Increasing the number of objectives often leads to a combinatorial explosion of the number of feasible Pareto optimal points and consequently causes poor MOEA performance. This problem can be alleviated by using a larger population size to sample a broader volume of solution space [46]. To test this strategy for the 10-objectives design problem above, we increased the population size from 100 to 1000 individuals while all other parameters remained unchanged. The result showed that ARMOEA, MOEAIGDNS, NSGAII, SPEA2SDE (the best performer in Case 2), and gamultiobj, could reach C of 0.7, $ϵ$ of 0, and ${\Delta }_p$ of 0 in fewer than 50 generations (Figure 4a,d,g,h,j). These 5 algorithms also yielded very similar final values across all metrics (Figure 4l). The remaining algorithms converged to considerably lower C values (Figure 4b,c,e,f,i,k). Remarkably, NSGAII/gamultiobj, that is not considered a many-objective solver, performed better than more recent many-objective algorithms such as NSGAIII.

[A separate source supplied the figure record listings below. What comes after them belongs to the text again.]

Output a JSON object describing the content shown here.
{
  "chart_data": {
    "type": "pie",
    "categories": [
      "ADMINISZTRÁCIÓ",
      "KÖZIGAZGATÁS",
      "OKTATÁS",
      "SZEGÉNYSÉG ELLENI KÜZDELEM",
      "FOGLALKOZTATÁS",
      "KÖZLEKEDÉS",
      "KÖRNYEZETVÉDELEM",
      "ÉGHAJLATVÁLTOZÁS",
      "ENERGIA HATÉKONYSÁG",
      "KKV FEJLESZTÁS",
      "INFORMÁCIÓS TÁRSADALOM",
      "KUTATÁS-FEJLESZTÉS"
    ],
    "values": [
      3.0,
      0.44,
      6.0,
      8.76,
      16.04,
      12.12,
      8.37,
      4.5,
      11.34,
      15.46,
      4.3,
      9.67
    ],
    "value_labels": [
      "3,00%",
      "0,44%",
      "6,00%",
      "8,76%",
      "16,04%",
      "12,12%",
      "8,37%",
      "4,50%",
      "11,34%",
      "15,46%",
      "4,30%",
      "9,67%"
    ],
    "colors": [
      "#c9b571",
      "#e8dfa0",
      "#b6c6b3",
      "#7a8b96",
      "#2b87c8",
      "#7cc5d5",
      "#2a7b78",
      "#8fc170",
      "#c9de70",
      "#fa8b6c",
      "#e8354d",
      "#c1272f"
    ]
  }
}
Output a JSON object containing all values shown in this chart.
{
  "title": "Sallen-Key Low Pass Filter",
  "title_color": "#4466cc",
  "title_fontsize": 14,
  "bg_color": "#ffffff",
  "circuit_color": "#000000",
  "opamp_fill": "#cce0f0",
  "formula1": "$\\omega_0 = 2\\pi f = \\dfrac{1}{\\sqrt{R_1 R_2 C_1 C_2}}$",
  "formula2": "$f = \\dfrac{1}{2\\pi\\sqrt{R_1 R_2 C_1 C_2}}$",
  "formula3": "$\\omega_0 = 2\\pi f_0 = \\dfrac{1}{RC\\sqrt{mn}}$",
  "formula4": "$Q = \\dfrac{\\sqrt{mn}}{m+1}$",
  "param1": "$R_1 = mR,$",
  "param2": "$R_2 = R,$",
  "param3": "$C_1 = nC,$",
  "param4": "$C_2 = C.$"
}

One limitation of using larger populations is an increased cost in computational time. We observed that a 10-fold increase in population sizes resulted in a 10-fold increase in the run times (Figure 5). Nonetheless, all metrics reached a stable value in the top performing algorithms after 50 generations (out of 200 total), suggesting that fewer generations were needed by using a larger population size. Among the best performing algorithms with large population sizes, gamultiobj, implemented in the Matlab Optimization Toolbox, required the shortest run time, followed by NSGAII and SPEA2SDE implemented in PlatEMO.

4. Conclusions

In this study, we evaluated the performance of several MOEAs to solve the modular cell design problem. SPEA2SDE, the recently developed many-objectives method, was the best performing MOEA for limited population sizes in our study. However, for sufficiently large populations, several algorithms attained the best results, including the well-established NSGAII, which performed better than more recently developed many-objective MOEAs. We used the most popular performance metrics to compare MOEAs and found that the coverage (C) metric is the most valuable indicator. This metric can provide an intuitive quantitative meaning and tends to increase monotonically with the number of generations simulated. In contrast, hypervolume ($\mathit{HV}$) generally did not differentiate algorithm performance and was misleading in some scenarios where an algorithm generated very few solutions. Overall, these results highlight the need for empirical testing of MOEAs towards specific problems and the population size as a more important factor in performance than the unique heuristics commonly used by different algorithms. For the application of modular cell engineering, efficient MOEAs will enable the design of modular cell(s) compatible with many product synthesis modules for large-scale metabolic networks and the identification of more diverse and better solutions that will provide more viable options for practical implementation.